There was always a lot of pettiness in the GAA's attitudes towards soccer, especially as so many of its members were enthusiastic players and followers of it, seeing it, not as an English sport, but a world one, or more often as simply a game to play during the winter when Gaelic football was dormant. I remember being kicked off the local GAA pitch by one spiteful local official one evening when I was about ten for playing 'soccer'; this act of interference backfired badly on his part as the result was that we reformed the underage soccer team and promptly went about winning almost everything there was to win. Everybody on the team also played on the local Gaelic team, which did fairly well too. This incident was typical of many people growing up in Ireland, even for up to twenty-five years after Rule 42 was rescinded in 1971.

But the GAA has changed a lot since then, partly because the Old Guard has died out, partly because of a large amount of its membership playing other sports, and also because both Gaelic and hurling weathered admirably the competition from soccer in the 1990s. Croke Park realised that soccer, despite its rise in popularity was not the threat it was once thought to be, and Gaelic games remain undiminished in their appeal in their traditional strongholds. In fact, the success of our rugby and soccer teams internationally (not to mention the cricket team) is remarkable given that such a small population base is spread so thin over four team sports. Countries of similar sizes, such as Scotland, Croatia, Norway, Denmark and Finland usually have to grapple with no more than two sports.

And today, Ireland face Wales in the first soccer game ever at Croker. Given the decrepit nature of the FAI at the moment, the GAA can even be favourably viewed as the more visionary, more professional, and more enlightened organisation. They did, after all, get their act together and construct one of the finest stadiums in Europe (albeit with the help of substantial public funding). There are few die-hards left in the GAA that will spite the footballers (or the rugby players either); the majority of GAA members will rather feel extra pride at the international attention their magnificent stadium is getting.

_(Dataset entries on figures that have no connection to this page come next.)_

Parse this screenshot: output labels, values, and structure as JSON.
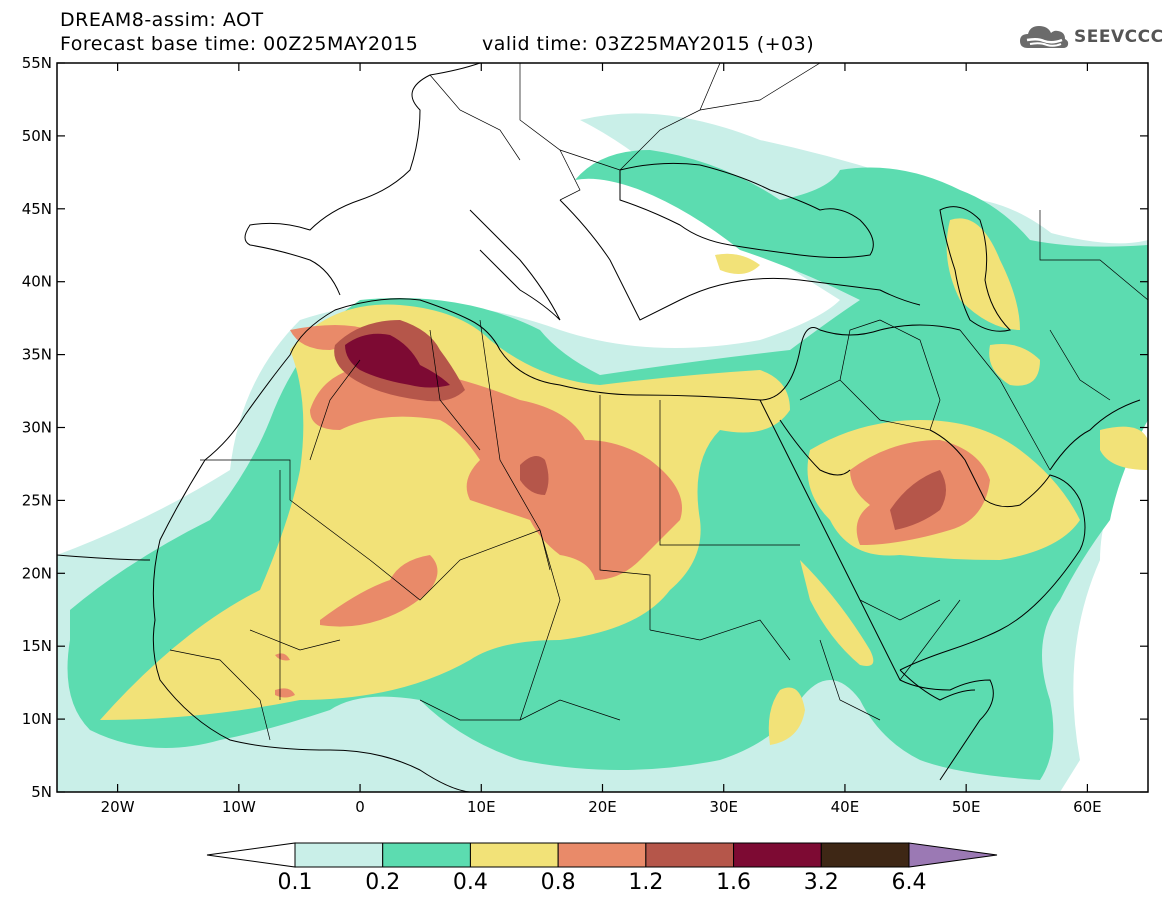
{
  "header": {
    "line1": "DREAM8-assim: AOT",
    "line2": "Forecast base time: 00Z25MAY2015",
    "valid": "valid time: 03Z25MAY2015 (+03)"
  },
  "logo": {
    "icon": "cloud-icon",
    "text": "SEEVCCC"
  },
  "map": {
    "lon_range": [
      -25,
      65
    ],
    "lat_range": [
      5,
      55
    ],
    "lat_ticks": [
      {
        "value": 55,
        "label": "55N"
      },
      {
        "value": 50,
        "label": "50N"
      },
      {
        "value": 45,
        "label": "45N"
      },
      {
        "value": 40,
        "label": "40N"
      },
      {
        "value": 35,
        "label": "35N"
      },
      {
        "value": 30,
        "label": "30N"
      },
      {
        "value": 25,
        "label": "25N"
      },
      {
        "value": 20,
        "label": "20N"
      },
      {
        "value": 15,
        "label": "15N"
      },
      {
        "value": 10,
        "label": "10N"
      },
      {
        "value": 5,
        "label": "5N"
      }
    ],
    "lon_ticks": [
      {
        "value": -20,
        "label": "20W"
      },
      {
        "value": -10,
        "label": "10W"
      },
      {
        "value": 0,
        "label": "0"
      },
      {
        "value": 10,
        "label": "10E"
      },
      {
        "value": 20,
        "label": "20E"
      },
      {
        "value": 30,
        "label": "30E"
      },
      {
        "value": 40,
        "label": "40E"
      },
      {
        "value": 50,
        "label": "50E"
      },
      {
        "value": 60,
        "label": "60E"
      }
    ]
  },
  "colorbar": {
    "colors": [
      "#ffffff",
      "#c9efe8",
      "#5cdcb0",
      "#f2e278",
      "#e98a69",
      "#b5564a",
      "#7d0a33",
      "#3e2715",
      "#9b79b4"
    ],
    "labels": [
      "0.1",
      "0.2",
      "0.4",
      "0.8",
      "1.2",
      "1.6",
      "3.2",
      "6.4"
    ]
  }
}
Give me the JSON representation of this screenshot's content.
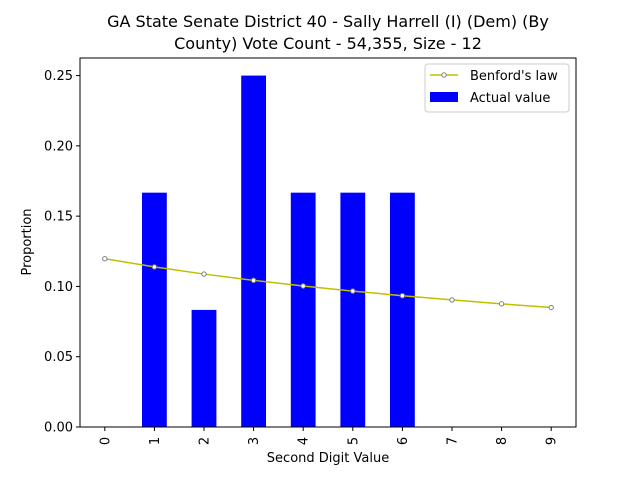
{
  "chart_data": {
    "type": "bar",
    "title_line1": "GA State Senate District 40 - Sally Harrell (I) (Dem) (By",
    "title_line2": "County) Vote Count - 54,355, Size - 12",
    "xlabel": "Second Digit Value",
    "ylabel": "Proportion",
    "categories": [
      "0",
      "1",
      "2",
      "3",
      "4",
      "5",
      "6",
      "7",
      "8",
      "9"
    ],
    "series": [
      {
        "name": "Actual value",
        "type": "bar",
        "color": "#0000ff",
        "values": [
          0.0,
          0.1667,
          0.0833,
          0.25,
          0.1667,
          0.1667,
          0.1667,
          0.0,
          0.0,
          0.0
        ]
      },
      {
        "name": "Benford's law",
        "type": "line",
        "color": "#bfbf00",
        "marker_color": "#808080",
        "values": [
          0.1197,
          0.1139,
          0.1088,
          0.1043,
          0.1003,
          0.0967,
          0.0934,
          0.0904,
          0.0876,
          0.085
        ]
      }
    ],
    "ylim": [
      0,
      0.2625
    ],
    "yticks": [
      0.0,
      0.05,
      0.1,
      0.15,
      0.2,
      0.25
    ],
    "ytick_labels": [
      "0.00",
      "0.05",
      "0.10",
      "0.15",
      "0.20",
      "0.25"
    ],
    "legend": {
      "position": "top-right",
      "entries": [
        "Benford's law",
        "Actual value"
      ]
    }
  }
}
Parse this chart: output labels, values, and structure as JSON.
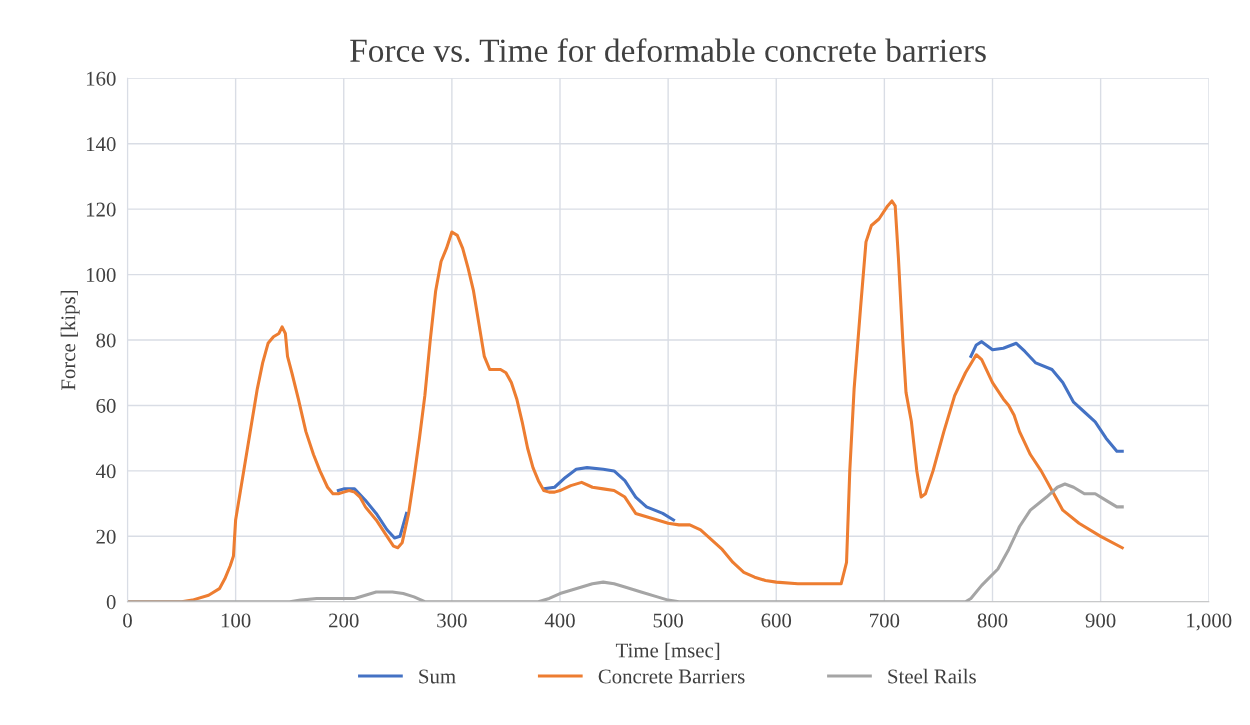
{
  "chart_data": {
    "type": "line",
    "title": "Force vs. Time for deformable concrete barriers",
    "xlabel": "Time [msec]",
    "ylabel": "Force [kips]",
    "series": [
      {
        "name": "Sum",
        "color": "#4472c4",
        "x": [
          195,
          200,
          210,
          220,
          230,
          240,
          247,
          252,
          258,
          300,
          385,
          395,
          405,
          415,
          425,
          440,
          450,
          460,
          470,
          480,
          495,
          505,
          600,
          780,
          785,
          790,
          800,
          810,
          822,
          830,
          840,
          855,
          865,
          875,
          885,
          895,
          905,
          915,
          920
        ],
        "values": [
          34,
          34.5,
          34.5,
          31,
          27,
          22,
          19.5,
          20,
          27,
          null,
          34.5,
          35,
          38,
          40.5,
          41,
          40.5,
          40,
          37,
          32,
          29,
          27,
          25,
          null,
          75,
          78.5,
          79.5,
          77,
          77.5,
          79,
          76.5,
          73,
          71,
          67,
          61,
          58,
          55,
          50,
          46,
          46
        ]
      },
      {
        "name": "Concrete Barriers",
        "color": "#ed7d31",
        "x": [
          0,
          50,
          60,
          75,
          85,
          90,
          95,
          98,
          100,
          105,
          110,
          115,
          120,
          125,
          130,
          135,
          140,
          143,
          146,
          148,
          152,
          158,
          165,
          172,
          178,
          185,
          190,
          195,
          200,
          205,
          210,
          215,
          220,
          230,
          240,
          246,
          250,
          254,
          260,
          265,
          270,
          275,
          280,
          285,
          290,
          295,
          300,
          305,
          310,
          315,
          320,
          325,
          330,
          335,
          345,
          350,
          355,
          360,
          365,
          370,
          375,
          380,
          385,
          390,
          395,
          400,
          410,
          420,
          430,
          440,
          450,
          460,
          470,
          480,
          490,
          500,
          510,
          520,
          530,
          540,
          550,
          560,
          570,
          580,
          590,
          600,
          620,
          640,
          660,
          665,
          668,
          672,
          678,
          683,
          688,
          695,
          703,
          707,
          710,
          713,
          717,
          720,
          725,
          730,
          734,
          738,
          745,
          755,
          765,
          775,
          785,
          790,
          800,
          810,
          815,
          820,
          825,
          835,
          845,
          855,
          865,
          880,
          900,
          920
        ],
        "values": [
          0,
          0,
          0.5,
          2,
          4,
          7,
          11,
          14,
          25,
          35,
          45,
          55,
          65,
          73,
          79,
          81,
          82,
          84,
          82,
          75,
          70,
          62,
          52,
          45,
          40,
          35,
          33,
          33,
          33.5,
          34,
          33.5,
          32,
          29,
          25,
          20,
          17,
          16.5,
          18,
          27,
          38,
          50,
          63,
          80,
          95,
          104,
          108,
          113,
          112,
          108,
          102,
          95,
          85,
          75,
          71,
          71,
          70,
          67,
          62,
          55,
          47,
          41,
          37,
          34,
          33.5,
          33.5,
          34,
          35.5,
          36.5,
          35,
          34.5,
          34,
          32,
          27,
          26,
          25,
          24,
          23.5,
          23.5,
          22,
          19,
          16,
          12,
          9,
          7.5,
          6.5,
          6,
          5.5,
          5.5,
          5.5,
          12,
          40,
          65,
          90,
          110,
          115,
          117,
          121,
          122.5,
          121,
          105,
          80,
          64,
          55,
          40,
          32,
          33,
          40,
          52,
          63,
          70,
          75.5,
          74,
          67,
          62,
          60,
          57,
          52,
          45,
          40,
          34,
          28,
          24,
          20,
          16.5
        ]
      },
      {
        "name": "Steel Rails",
        "color": "#a5a5a5",
        "x": [
          0,
          150,
          160,
          175,
          200,
          210,
          220,
          230,
          245,
          255,
          265,
          275,
          380,
          390,
          400,
          420,
          430,
          440,
          450,
          460,
          475,
          490,
          500,
          510,
          775,
          780,
          790,
          805,
          815,
          825,
          835,
          850,
          860,
          867,
          875,
          885,
          895,
          905,
          915,
          920
        ],
        "values": [
          0,
          0,
          0.5,
          1,
          1,
          1,
          2,
          3,
          3,
          2.5,
          1.5,
          0,
          0,
          1,
          2.5,
          4.5,
          5.5,
          6,
          5.5,
          4.5,
          3,
          1.5,
          0.5,
          0,
          0,
          1,
          5,
          10,
          16,
          23,
          28,
          32,
          35,
          36,
          35,
          33,
          33,
          31,
          29,
          29
        ]
      }
    ],
    "xlim": [
      0,
      1000
    ],
    "xticks": [
      0,
      100,
      200,
      300,
      400,
      500,
      600,
      700,
      800,
      900,
      {
        "value": 1000,
        "label": "1,000"
      }
    ],
    "ylim": [
      0,
      160
    ],
    "yticks": [
      0,
      20,
      40,
      60,
      80,
      100,
      120,
      140,
      160
    ],
    "grid": true,
    "legend": "bottom",
    "marker": "none",
    "line_style": "solid"
  }
}
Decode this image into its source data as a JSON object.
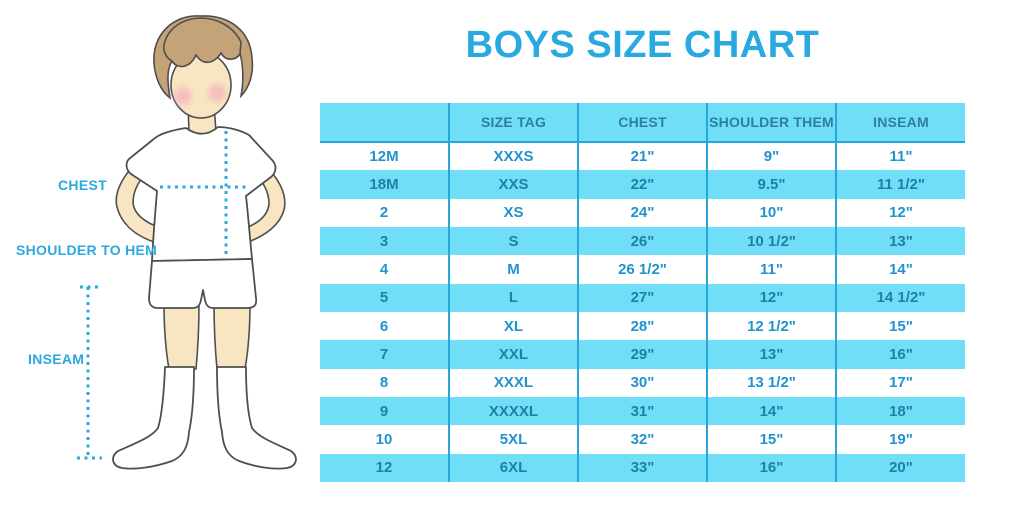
{
  "title": "BOYS SIZE CHART",
  "colors": {
    "accent": "#29A9E0",
    "row_blue": "#71DEF8",
    "divider": "#2AA5D8",
    "cell_text": "#2193CC",
    "cell_text_blue": "#1F7FA8",
    "header_text": "#2C7FA0",
    "skin": "#F8E5C1",
    "hair": "#C3A377",
    "blush": "#F2A9BE",
    "outline": "#4F4F4F"
  },
  "diagram": {
    "labels": [
      {
        "text": "CHEST"
      },
      {
        "text": "SHOULDER TO HEM"
      },
      {
        "text": "INSEAM"
      }
    ]
  },
  "table": {
    "headers": [
      "",
      "SIZE TAG",
      "CHEST",
      "SHOULDER THEM",
      "INSEAM"
    ],
    "rows": [
      [
        "12M",
        "XXXS",
        "21\"",
        "9\"",
        "11\""
      ],
      [
        "18M",
        "XXS",
        "22\"",
        "9.5\"",
        "11 1/2\""
      ],
      [
        "2",
        "XS",
        "24\"",
        "10\"",
        "12\""
      ],
      [
        "3",
        "S",
        "26\"",
        "10 1/2\"",
        "13\""
      ],
      [
        "4",
        "M",
        "26 1/2\"",
        "11\"",
        "14\""
      ],
      [
        "5",
        "L",
        "27\"",
        "12\"",
        "14 1/2\""
      ],
      [
        "6",
        "XL",
        "28\"",
        "12 1/2\"",
        "15\""
      ],
      [
        "7",
        "XXL",
        "29\"",
        "13\"",
        "16\""
      ],
      [
        "8",
        "XXXL",
        "30\"",
        "13 1/2\"",
        "17\""
      ],
      [
        "9",
        "XXXXL",
        "31\"",
        "14\"",
        "18\""
      ],
      [
        "10",
        "5XL",
        "32\"",
        "15\"",
        "19\""
      ],
      [
        "12",
        "6XL",
        "33\"",
        "16\"",
        "20\""
      ]
    ]
  }
}
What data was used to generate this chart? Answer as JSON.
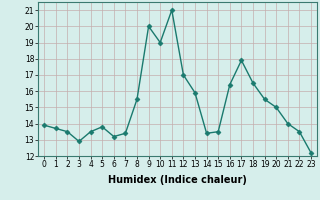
{
  "x": [
    0,
    1,
    2,
    3,
    4,
    5,
    6,
    7,
    8,
    9,
    10,
    11,
    12,
    13,
    14,
    15,
    16,
    17,
    18,
    19,
    20,
    21,
    22,
    23
  ],
  "y": [
    13.9,
    13.7,
    13.5,
    12.9,
    13.5,
    13.8,
    13.2,
    13.4,
    15.5,
    20.0,
    19.0,
    21.0,
    17.0,
    15.9,
    13.4,
    13.5,
    16.4,
    17.9,
    16.5,
    15.5,
    15.0,
    14.0,
    13.5,
    12.2
  ],
  "line_color": "#1a7a6e",
  "marker": "D",
  "marker_size": 2.5,
  "bg_color": "#d6eeeb",
  "grid_color_major": "#c0dbd8",
  "grid_color_minor": "#c8e4e1",
  "xlabel": "Humidex (Indice chaleur)",
  "xlabel_fontsize": 7,
  "ylim": [
    12,
    21.5
  ],
  "yticks": [
    12,
    13,
    14,
    15,
    16,
    17,
    18,
    19,
    20,
    21
  ],
  "xticks": [
    0,
    1,
    2,
    3,
    4,
    5,
    6,
    7,
    8,
    9,
    10,
    11,
    12,
    13,
    14,
    15,
    16,
    17,
    18,
    19,
    20,
    21,
    22,
    23
  ],
  "tick_fontsize": 5.5,
  "line_width": 1.0
}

As for the match itself, we live in hope. If we do not beat Wales and then Slovakia on Wednesday, the remaining five group games will be nothing but glorified friendlies. Even with two wins (against teams that we would normally expect to beat at home) the outlook is bleak enough. The best thing to hope for would be for Germany to run away with the group (starting today with a win in Prague, which is not beyond them) and for the Czechs to drop points here and there, in which a case an Ireland team producing improbably superhuman performances might grab second place. There is an air of the Euro 88 qualifiers about this group, and remember we won that group at the death in spite of not really winning that many games at all, and playing atrociously against the minnows of the group, Luxembourg. It is also easy to forget that Ireland have turned out two creditable - if hardly astounding - performances in this group, against both the Germans and the Czechs. But of course, we took only one point from those two games and, as Johnny Giles remarked this week, Staunton's boys are playing 'reaction football' alternating good performance with abominable ones - a clear sign of a lack of management. And the management is the real problem, especially when one sees the superb seasons the likes of Kevin Doyle, Stephen Ireland, Richard Dunne, Stephen Hunt and Robbie Keane are having in the Premiership. It is true that, as Roy Keane has pointed out, few of the senior players are being quite so good, and his namesake certainly never matches his Spurs form in a green shirt. We remain optimistic however. The Irish football team is one of the few things that still evokes a strange child-like state of innocence in Seanachie.